I have storageServersPerPod set to 2 which gives me 12 storage processes spread across 6 pods.

When I attempt to upgrade from 7.1.21 → 7.1.27 the operator 1.4.0 [CORRECTION: 1.14.0] gets stuck with the following message:
"expected 25 processes, got 31 processes ready to restart" as the reason for delaying the upgrade; it never gets beyond this.

Some brief maths later and i found that the 25 was the number of pods i had running, and 31 was the number of processes I had running, the additional 6 being the doubled up storage nodes.

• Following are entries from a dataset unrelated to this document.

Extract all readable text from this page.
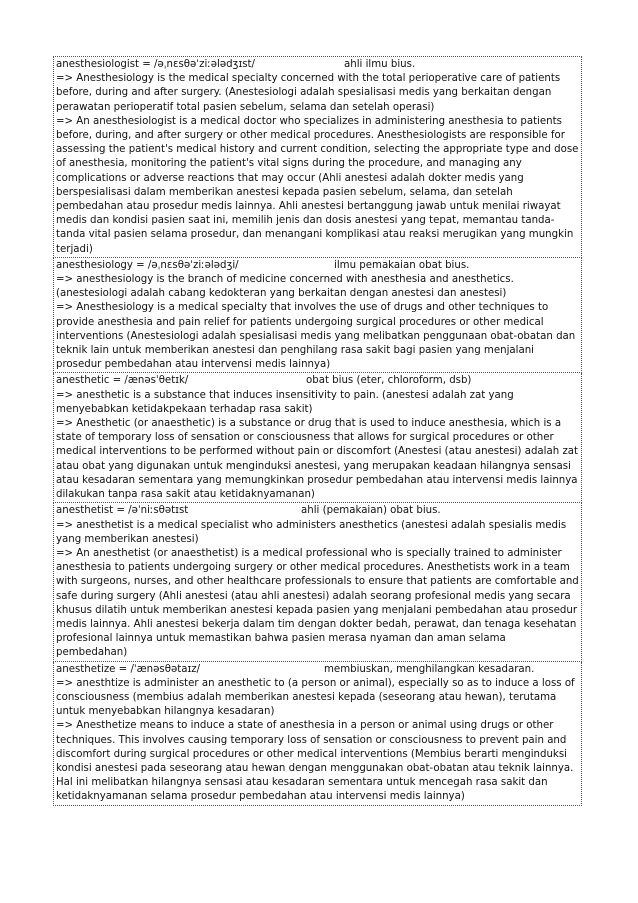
anesthesiologist = /əˌnɛsθəˈziːələdʒɪst/	ahli ilmu bius.

=> Anesthesiology is the medical specialty concerned with the total perioperative care of patients before, during and after surgery. (Anestesiologi adalah spesialisasi medis yang berkaitan dengan perawatan perioperatif total pasien sebelum, selama dan setelah operasi)

=> An anesthesiologist is a medical doctor who specializes in administering anesthesia to patients before, during, and after surgery or other medical procedures. Anesthesiologists are responsible for assessing the patient's medical history and current condition, selecting the appropriate type and dose of anesthesia, monitoring the patient's vital signs during the procedure, and managing any complications or adverse reactions that may occur (Ahli anestesi adalah dokter medis yang berspesialisasi dalam memberikan anestesi kepada pasien sebelum, selama, dan setelah pembedahan atau prosedur medis lainnya. Ahli anestesi bertanggung jawab untuk menilai riwayat medis dan kondisi pasien saat ini, memilih jenis dan dosis anestesi yang tepat, memantau tanda-tanda vital pasien selama prosedur, dan menangani komplikasi atau reaksi merugikan yang mungkin terjadi)

anesthesiology = /əˌnɛsθəˈziːələdʒi/	ilmu pemakaian obat bius.

=> anesthesiology is the branch of medicine concerned with anesthesia and anesthetics. (anestesiologi adalah cabang kedokteran yang berkaitan dengan anestesi dan anestesi)

=> Anesthesiology is a medical specialty that involves the use of drugs and other techniques to provide anesthesia and pain relief for patients undergoing surgical procedures or other medical interventions (Anestesiologi adalah spesialisasi medis yang melibatkan penggunaan obat-obatan dan teknik lain untuk memberikan anestesi dan penghilang rasa sakit bagi pasien yang menjalani prosedur pembedahan atau intervensi medis lainnya)

anesthetic = /ænəsˈθetɪk/	obat bius (eter, chloroform, dsb)

=> anesthetic is a substance that induces insensitivity to pain. (anestesi adalah zat yang menyebabkan ketidakpekaan terhadap rasa sakit)

=> Anesthetic (or anaesthetic) is a substance or drug that is used to induce anesthesia, which is a state of temporary loss of sensation or consciousness that allows for surgical procedures or other medical interventions to be performed without pain or discomfort (Anestesi (atau anestesi) adalah zat atau obat yang digunakan untuk menginduksi anestesi, yang merupakan keadaan hilangnya sensasi atau kesadaran sementara yang memungkinkan prosedur pembedahan atau intervensi medis lainnya dilakukan tanpa rasa sakit atau ketidaknyamanan)

anesthetist = /əˈniːsθətɪst	ahli (pemakaian) obat bius.

=> anesthetist is a medical specialist who administers anesthetics (anestesi adalah spesialis medis yang memberikan anestesi)

=> An anesthetist (or anaesthetist) is a medical professional who is specially trained to administer anesthesia to patients undergoing surgery or other medical procedures. Anesthetists work in a team with surgeons, nurses, and other healthcare professionals to ensure that patients are comfortable and safe during surgery (Ahli anestesi (atau ahli anestesi) adalah seorang profesional medis yang secara khusus dilatih untuk memberikan anestesi kepada pasien yang menjalani pembedahan atau prosedur medis lainnya. Ahli anestesi bekerja dalam tim dengan dokter bedah, perawat, dan tenaga kesehatan profesional lainnya untuk memastikan bahwa pasien merasa nyaman dan aman selama pembedahan)

anesthetize = /ˈænəsθətaɪz/	membiuskan, menghilangkan kesadaran.

=> anesthtize is administer an anesthetic to (a person or animal), especially so as to induce a loss of consciousness (membius adalah memberikan anestesi kepada (seseorang atau hewan), terutama untuk menyebabkan hilangnya kesadaran)

=> Anesthetize means to induce a state of anesthesia in a person or animal using drugs or other techniques. This involves causing temporary loss of sensation or consciousness to prevent pain and discomfort during surgical procedures or other medical interventions (Membius berarti menginduksi kondisi anestesi pada seseorang atau hewan dengan menggunakan obat-obatan atau teknik lainnya. Hal ini melibatkan hilangnya sensasi atau kesadaran sementara untuk mencegah rasa sakit dan ketidaknyamanan selama prosedur pembedahan atau intervensi medis lainnya)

The code that is causing the upgrade to wait indefinitely is the following:

It looks like it’s expecting the total number of addresses to neatly align with the exact process count, but in my case I have more ready processes than expected!

I reduced storageServersPerPod to 1 successfully, which brought the address count down to exactly 25 and the upgrade immediately progressed. Afterwards I scaled in again afterwards back to 2 per pod, which was a feasible workaround.

Thanks for reporting that issue! The operator version 1.4.0 should work without any issues, as the check is not present there. For the operator version 1.14.0 and newer you are right, the counts.Total() method doesn’t take the storageServersPerPod into account.I open a GitHub issue for that and we should be able to fix that soon.

Created this issue: Upgrade blocked when storageServersPerPod > 1 · Issue #1535 · FoundationDB/fdb-kubernetes-operator · GitHub

JFYI: We have a fix for this bug: Fix upgrade logic for multiple storage server per Pod by johscheuer · Pull Request #1538 · FoundationDB/fdb-kubernetes-operator · GitHub. Thanks again for reporting!